No more questions from employees about the difference between a co-pay and co-insurance. Proposed regulations would require that, beginning March 23, 2012, all group health plans—including grandfathered plans, self-insured plans and plans not covered by ERISA—must provide employees and beneficiaries with a simple explanation of their benefits and a uniform glossary covering basic health insurance and medical terms.
This so-called Summary of Benefits and Coverage (SBC) won’t replace summary plan descriptions, but the IRS and the Department of Labor (DOL) have expressed a willingness to try to coordinate the two. These regs won’t become effective until final regs are issued. (76 F.R. 52442, 8-22-11)
Content requirements. SBCs would be required to describe the coverage, including premiums, cost-sharing for each category of benefits, deductibles, co-insurance and co-pays. They would also contain at least three coverage examples, so plans, employees, and beneficiaries can understand their coverage options. The uniform glossary defines nearly 50 terms, including co-payment, deductible, co-insurance, out-of-pocket limit and premium. This list could grow in the future.
Apples = apples. SBCs are intended to allow employees and plans to compare benefits packages. To facilitate shopping at the plan level, the regs would require issuers to provide SBCs to plans when plans apply for or request information on coverage. Plans would receive updated SBCs if information in them changes, and when they renew their policies.

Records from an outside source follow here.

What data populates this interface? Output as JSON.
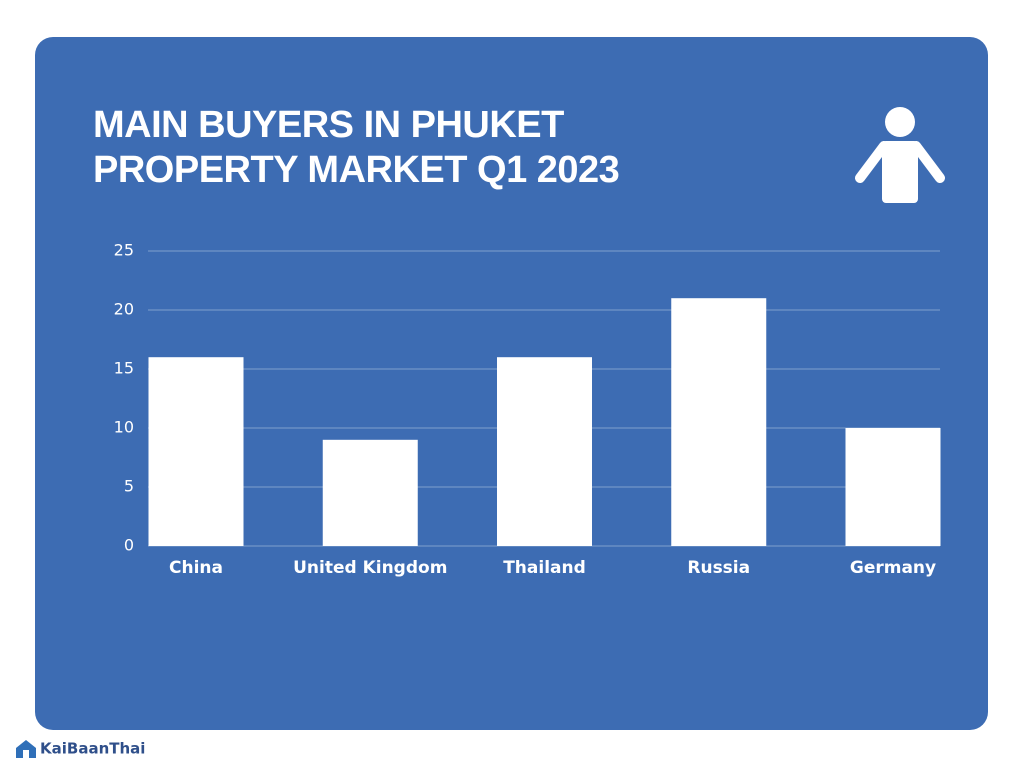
{
  "chart_data": {
    "type": "bar",
    "title": [
      "MAIN BUYERS IN PHUKET",
      "PROPERTY MARKET Q1 2023"
    ],
    "categories": [
      "China",
      "United Kingdom",
      "Thailand",
      "Russia",
      "Germany"
    ],
    "values": [
      16,
      9,
      16,
      21,
      10
    ],
    "color": "#ffffff",
    "ylim": [
      0,
      25
    ],
    "yticks": [
      0,
      5,
      10,
      15,
      20,
      25
    ],
    "grid": true,
    "watermark": "KaiBaanThai"
  }
}
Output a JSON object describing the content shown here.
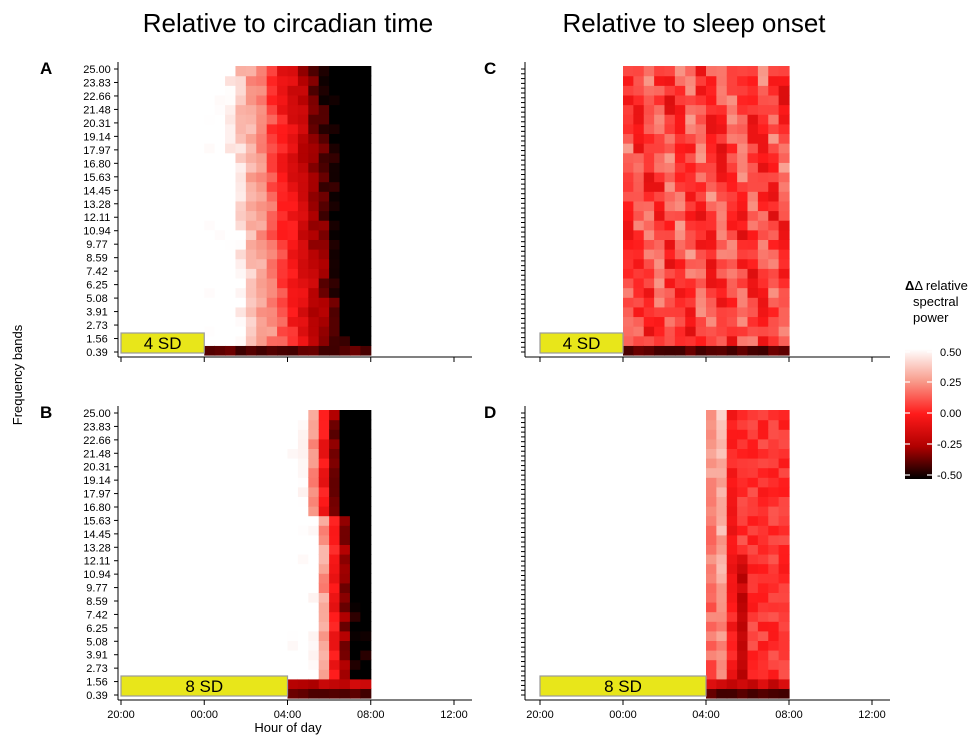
{
  "column_titles": [
    "Relative to circadian time",
    "Relative to sleep onset"
  ],
  "y_axis_title": "Frequency bands",
  "x_axis_title": "Hour of day",
  "x_tick_labels": [
    "20:00",
    "00:00",
    "04:00",
    "08:00",
    "12:00"
  ],
  "legend": {
    "title_lines": [
      "Δ relative",
      "spectral",
      "power"
    ],
    "tick_labels": [
      "0.50",
      "0.25",
      "0.00",
      "-0.25",
      "-0.50"
    ],
    "scale": [
      -0.5,
      0.5
    ],
    "colors": [
      "#000000",
      "#b00000",
      "#ff0000",
      "#f8a090",
      "#ffffff"
    ]
  },
  "chart_data": [
    {
      "type": "heatmap",
      "panel": "A",
      "sd_label": "4 SD",
      "sd_hours": [
        20,
        24
      ],
      "x_range_hours": [
        20,
        36
      ],
      "data_hours": [
        24,
        32
      ],
      "y_tick_labels": [
        "0.39",
        "1.56",
        "2.73",
        "3.91",
        "5.08",
        "6.25",
        "7.42",
        "8.59",
        "9.77",
        "10.94",
        "12.11",
        "13.28",
        "14.45",
        "15.63",
        "16.80",
        "17.97",
        "19.14",
        "20.31",
        "21.48",
        "22.66",
        "23.83",
        "25.00"
      ],
      "show_y_labels": true,
      "pattern": "wave-from-left: near-white/pink early after 00:00, shifting to red and dark red by 08:00; bottom band dark"
    },
    {
      "type": "heatmap",
      "panel": "B",
      "sd_label": "8 SD",
      "sd_hours": [
        20,
        28
      ],
      "x_range_hours": [
        20,
        36
      ],
      "data_hours": [
        28,
        32
      ],
      "y_tick_labels": [
        "0.39",
        "1.56",
        "2.73",
        "3.91",
        "5.08",
        "6.25",
        "7.42",
        "8.59",
        "9.77",
        "10.94",
        "12.11",
        "13.28",
        "14.45",
        "15.63",
        "16.80",
        "17.97",
        "19.14",
        "20.31",
        "21.48",
        "22.66",
        "23.83",
        "25.00"
      ],
      "show_y_labels": true,
      "pattern": "white/pink at 04:00 shifting to red and black near 08:00 in mid bands"
    },
    {
      "type": "heatmap",
      "panel": "C",
      "sd_label": "4 SD",
      "sd_hours": [
        20,
        24
      ],
      "x_range_hours": [
        20,
        36
      ],
      "data_hours": [
        24,
        32
      ],
      "show_y_labels": false,
      "pattern": "mostly red and light red throughout, dark bottom band"
    },
    {
      "type": "heatmap",
      "panel": "D",
      "sd_label": "8 SD",
      "sd_hours": [
        20,
        28
      ],
      "x_range_hours": [
        20,
        36
      ],
      "data_hours": [
        28,
        32
      ],
      "show_y_labels": false,
      "pattern": "red throughout, lighter pink around 05:00, dark patches near 07:00-08:00"
    }
  ]
}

Employees and beneficiaries would receive SBCs for each benefits package in which they’re qualified to enroll. The regs would allow issuers and plans to decide which entity will provide SBCs to employees. SBCs could be posted at an insurer’s website or a link may be provided to the DOL’s website.
Employees would receive SBCs:
√ With written applications for coverage; if applications aren’t required, no later than the first date they’re eligible to enroll
√ With applications to renew coverage; if renewals are automatic, 30 days before the start of the new plan year
√Within seven days, if employees and beneficiaries enroll in the plan as special enrollees or employees request an SBC.
New SBCs would be provided when a material modification to coverage occurs in the middle of a plan year. For ERISA-covered plans, these new SBCs, which would be provided 60 days prior to the effective date of the change, satisfy the requirement to provide a summary of material modifications.